Hormone therapy in oncology contrary to what we imagine is not to take hormones, but on the contrary to have an anti-hormonal treatment.
The two main indications are hormone-dependent breast cancer and prostate cancer.
Some breast cancers are hormone dependent. It means that the tumor cells express estrogen and progesterone receptors. These hormones are considered growth factors and promote tumor development. How? Hormones binding to receptors will activate the cell, and create enzyme activation cascades that will drive the cell cycle.
The treatment is in tablet form, the molecule will not be the same whether the patient is menopausal or not.
The treatment is generally started after surgery followed more or less by chemotherapy and/or radiotherapy and the duration is 5 years.
Postmenopausal patients have as a treatment an aromatase inhibitor while premenopausal patients have tamoxifen.
Hormone therapy is proposed with cdk4-6 inhibitors as first-line treatment in cancers with metastatic and her2-negative hormone-dependent breast cancer.

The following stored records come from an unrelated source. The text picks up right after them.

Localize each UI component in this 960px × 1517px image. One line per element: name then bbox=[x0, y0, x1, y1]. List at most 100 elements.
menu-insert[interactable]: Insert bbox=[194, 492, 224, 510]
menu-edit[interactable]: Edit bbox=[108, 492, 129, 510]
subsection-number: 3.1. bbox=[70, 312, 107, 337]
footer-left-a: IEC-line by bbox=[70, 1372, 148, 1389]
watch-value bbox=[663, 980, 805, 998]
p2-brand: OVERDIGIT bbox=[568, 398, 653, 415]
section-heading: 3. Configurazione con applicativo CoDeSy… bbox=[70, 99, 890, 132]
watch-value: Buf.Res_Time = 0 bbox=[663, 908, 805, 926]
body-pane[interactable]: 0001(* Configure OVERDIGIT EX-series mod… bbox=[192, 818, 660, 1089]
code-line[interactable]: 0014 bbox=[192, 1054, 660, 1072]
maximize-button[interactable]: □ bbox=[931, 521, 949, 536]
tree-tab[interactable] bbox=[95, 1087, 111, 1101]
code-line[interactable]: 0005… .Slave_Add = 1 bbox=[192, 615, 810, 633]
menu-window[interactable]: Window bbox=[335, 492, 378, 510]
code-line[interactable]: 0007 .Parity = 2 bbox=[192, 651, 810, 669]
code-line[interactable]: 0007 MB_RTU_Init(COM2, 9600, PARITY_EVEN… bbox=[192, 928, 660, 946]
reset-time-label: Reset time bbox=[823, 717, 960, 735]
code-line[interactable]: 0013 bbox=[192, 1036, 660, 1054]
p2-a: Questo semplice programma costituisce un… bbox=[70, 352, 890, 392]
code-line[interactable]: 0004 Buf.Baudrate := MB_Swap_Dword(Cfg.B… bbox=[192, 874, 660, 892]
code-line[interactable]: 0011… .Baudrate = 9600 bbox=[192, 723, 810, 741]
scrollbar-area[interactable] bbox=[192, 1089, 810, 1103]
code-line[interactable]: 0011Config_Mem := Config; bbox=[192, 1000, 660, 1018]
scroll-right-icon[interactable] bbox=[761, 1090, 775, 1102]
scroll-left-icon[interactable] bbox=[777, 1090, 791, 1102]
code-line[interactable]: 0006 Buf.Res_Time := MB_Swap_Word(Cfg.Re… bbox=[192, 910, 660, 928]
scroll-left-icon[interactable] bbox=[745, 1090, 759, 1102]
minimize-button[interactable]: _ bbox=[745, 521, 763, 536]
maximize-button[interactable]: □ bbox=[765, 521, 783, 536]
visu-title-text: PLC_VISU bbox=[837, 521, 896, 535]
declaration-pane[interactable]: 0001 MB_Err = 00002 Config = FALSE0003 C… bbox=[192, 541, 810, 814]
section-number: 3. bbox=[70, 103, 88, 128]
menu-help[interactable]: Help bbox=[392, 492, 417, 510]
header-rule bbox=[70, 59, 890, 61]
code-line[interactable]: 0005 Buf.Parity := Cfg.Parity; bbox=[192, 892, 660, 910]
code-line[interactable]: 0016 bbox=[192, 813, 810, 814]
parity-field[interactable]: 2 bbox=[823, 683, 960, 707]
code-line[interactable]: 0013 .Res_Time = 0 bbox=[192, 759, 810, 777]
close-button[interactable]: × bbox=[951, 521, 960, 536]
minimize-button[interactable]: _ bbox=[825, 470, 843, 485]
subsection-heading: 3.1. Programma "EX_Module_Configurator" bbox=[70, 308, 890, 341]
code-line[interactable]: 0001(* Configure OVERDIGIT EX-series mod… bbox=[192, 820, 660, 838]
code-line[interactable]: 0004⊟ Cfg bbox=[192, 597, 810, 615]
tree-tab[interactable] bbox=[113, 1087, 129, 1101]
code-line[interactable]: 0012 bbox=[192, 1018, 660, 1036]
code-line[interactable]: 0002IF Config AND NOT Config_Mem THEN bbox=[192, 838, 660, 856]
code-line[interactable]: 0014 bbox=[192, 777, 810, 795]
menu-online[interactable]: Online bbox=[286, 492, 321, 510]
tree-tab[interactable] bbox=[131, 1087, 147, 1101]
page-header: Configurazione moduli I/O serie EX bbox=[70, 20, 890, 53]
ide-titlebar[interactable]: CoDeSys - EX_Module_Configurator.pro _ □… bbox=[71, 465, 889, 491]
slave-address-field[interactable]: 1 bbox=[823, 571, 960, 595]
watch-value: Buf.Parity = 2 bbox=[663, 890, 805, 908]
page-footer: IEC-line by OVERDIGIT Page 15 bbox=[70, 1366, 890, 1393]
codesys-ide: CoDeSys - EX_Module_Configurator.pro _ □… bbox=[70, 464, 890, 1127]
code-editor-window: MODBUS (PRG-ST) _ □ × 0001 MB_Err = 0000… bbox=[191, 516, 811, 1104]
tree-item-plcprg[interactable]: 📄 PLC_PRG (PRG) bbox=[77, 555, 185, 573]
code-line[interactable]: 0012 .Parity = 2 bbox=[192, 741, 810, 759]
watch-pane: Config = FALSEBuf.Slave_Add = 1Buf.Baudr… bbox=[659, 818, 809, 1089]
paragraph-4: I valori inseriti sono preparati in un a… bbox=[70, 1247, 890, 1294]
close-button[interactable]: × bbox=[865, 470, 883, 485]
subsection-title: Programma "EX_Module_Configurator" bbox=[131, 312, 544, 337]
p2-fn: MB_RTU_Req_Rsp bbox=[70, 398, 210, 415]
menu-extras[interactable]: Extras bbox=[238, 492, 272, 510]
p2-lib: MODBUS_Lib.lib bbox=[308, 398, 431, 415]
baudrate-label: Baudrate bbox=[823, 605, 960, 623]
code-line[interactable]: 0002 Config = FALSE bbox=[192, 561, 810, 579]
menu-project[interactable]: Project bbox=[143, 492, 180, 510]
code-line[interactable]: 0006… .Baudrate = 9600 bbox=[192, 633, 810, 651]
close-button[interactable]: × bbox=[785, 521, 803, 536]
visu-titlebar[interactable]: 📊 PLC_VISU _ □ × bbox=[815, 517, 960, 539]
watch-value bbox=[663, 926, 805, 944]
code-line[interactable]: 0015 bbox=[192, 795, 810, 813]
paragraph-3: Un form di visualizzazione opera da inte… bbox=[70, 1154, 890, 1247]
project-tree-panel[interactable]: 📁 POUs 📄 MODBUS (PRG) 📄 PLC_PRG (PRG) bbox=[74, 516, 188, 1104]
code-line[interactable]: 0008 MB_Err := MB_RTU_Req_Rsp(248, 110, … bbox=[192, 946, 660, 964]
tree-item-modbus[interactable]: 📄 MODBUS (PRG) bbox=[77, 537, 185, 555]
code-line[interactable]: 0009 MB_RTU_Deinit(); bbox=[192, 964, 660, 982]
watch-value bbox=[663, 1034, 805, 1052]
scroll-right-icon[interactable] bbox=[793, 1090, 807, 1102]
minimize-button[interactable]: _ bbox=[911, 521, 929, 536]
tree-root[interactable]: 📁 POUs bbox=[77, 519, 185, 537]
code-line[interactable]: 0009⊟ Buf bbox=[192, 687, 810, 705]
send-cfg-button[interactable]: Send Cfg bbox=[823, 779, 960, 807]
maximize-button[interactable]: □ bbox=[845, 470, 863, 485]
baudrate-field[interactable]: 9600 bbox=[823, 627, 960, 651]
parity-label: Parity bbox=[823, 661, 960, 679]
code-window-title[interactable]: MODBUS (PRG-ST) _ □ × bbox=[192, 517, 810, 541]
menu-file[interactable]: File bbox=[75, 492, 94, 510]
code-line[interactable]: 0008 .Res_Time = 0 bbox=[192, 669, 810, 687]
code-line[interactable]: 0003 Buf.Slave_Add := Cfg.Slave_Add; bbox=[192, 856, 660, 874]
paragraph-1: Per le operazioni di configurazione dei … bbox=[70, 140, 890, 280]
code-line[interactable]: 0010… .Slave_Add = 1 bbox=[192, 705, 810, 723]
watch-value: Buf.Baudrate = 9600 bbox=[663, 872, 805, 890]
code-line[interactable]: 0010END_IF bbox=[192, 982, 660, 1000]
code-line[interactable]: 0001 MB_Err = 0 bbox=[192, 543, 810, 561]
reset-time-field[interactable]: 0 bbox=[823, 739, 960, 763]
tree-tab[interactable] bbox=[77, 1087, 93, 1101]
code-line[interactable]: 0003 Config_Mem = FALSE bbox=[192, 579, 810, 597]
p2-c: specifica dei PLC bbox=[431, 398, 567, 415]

In prostate cancer, hormone therapy is anti-androgens, and the goal is to lower blood testosterone levels. The treatment is generally in the form of an injection every 3 to 6 months: These are LHRH agonists. Testosterone is indeed a hormone that promotes the development and multiplication of prostate cancer tumor cells. In the case of localized cancer with an intermediate or aggressive prognosis, hormone therapy can be offered for a minimum of 6 months to 18 months, combined with radiotherapy. In the case of metastatic prostate cancer, anti-hormonal treatment will be prolonged and either combined with second-generation hormone therapy and/or chemotherapy.